Starting point is 00:25:18 Fifth, I want to talk about need and emerging markets, demand in emerging markets, use cases, and emerging markets. And this is one where perhaps you might have some critique because really the biggest beneficiary in the digital asset space of emerging market instability has been USD denominated stable coins. We have seen a huge rise in stable coins around the world around this crisis because there is such a huge demand for dollars that it turns out that even synthetic approximations of dollars are in demand. And that's not the same as demand for Bitcoin, but I think it comes from a similar place. The demand for those things has a few different reasons for it. One is it could just be
Starting point is 00:25:57 dollar-denominated debts where people literally need something that's close to a dollar to pay the money that they owe. But it also, I think, is a protection and a hedge against currency fluctuations. And we're seeing a number of parts of the world where the strength of the dollar relative to everything else, plus everything going on economically, is putting extreme stress on local currency regimes. You're seeing this in Lebanon. You're seeing this in Argentina. And these are places that are seeing an increase in the use of both USD stablecoins and Bitcoin.

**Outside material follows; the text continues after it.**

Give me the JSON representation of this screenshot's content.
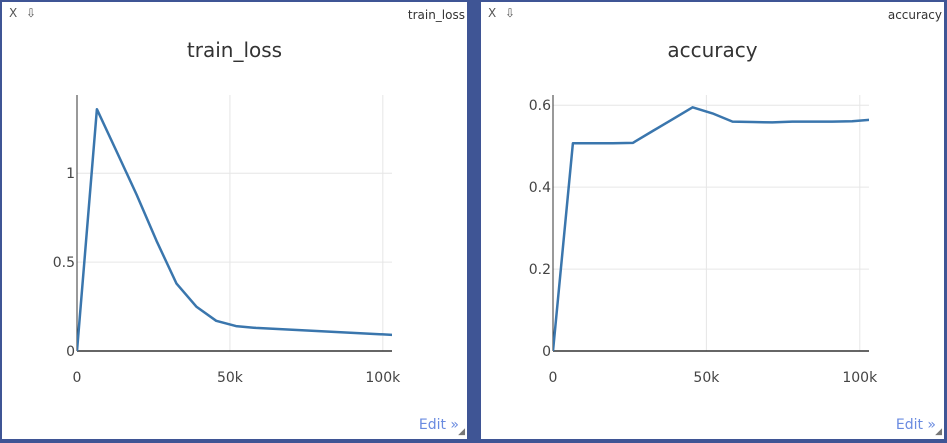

Starting point is 00:26:28 And I think that there's a couple reasons why Bitcoin is still an important part of this equation or isn't just mitigated by the demand for USD stablecoins. One is that this creates infrastructure. If you have to buy tether, you are now part of the digital asset ecosystem, and it's much easier to get on-ramp and into other assets like Bitcoin. So that's part one. Part two has to do with what you're trying to do and hedge against. If you are in a local currency regime that is failing and you want to move into something
Starting point is 00:26:58 more stable like the US dollar, where you have more acumen about what currency failures actually look like, and you're going to be much more sensitive to the move. in 4x markets and what currencies do. And to the extent that you become convinced that Bitcoin is something that's going to operate outside of other potential currency failures, you might get interested in that. So I don't want to go so far as to say that we've seen explosive use of Bitcoin in these emerging markets when clearly the biggest piece of the puzzle this year has been USD stable coins. But I do think that they're kind of part of a hedge story and a hedge infrastructure that is only going to grow, and I think it's positive for those spaces as a whole,
Starting point is 00:27:38 and Bitcoin specifically too. Sixth and finally, this year has brought an end to a whole lot of economic orthodoxy. We are now firmly in uncharted territory, both from a real and a narrative perspective. All it takes is looking at all these crazy different types of special purpose vehicles created by the Fed to see that there are sacred cows being slaughtered everywhere, and in that type of environment where things are so up for grabs, the appeal of this non-sovereign, non-state asset that is so fundamentally predictable and clear in your expectations of it, it's just a lot more relevant.
Starting point is 00:28:19 So I think that this move to a period of the end of economic orthodoxy is to the benefit of Bitcoin. Anyways, guys, there it was. I took the bait. You've won Joe, even if people agree with my points, which presumably they likely do because this is a macro and Bitcoin podcast. But either way, I appreciate everyone listening. I appreciate Joe engaging in good faith.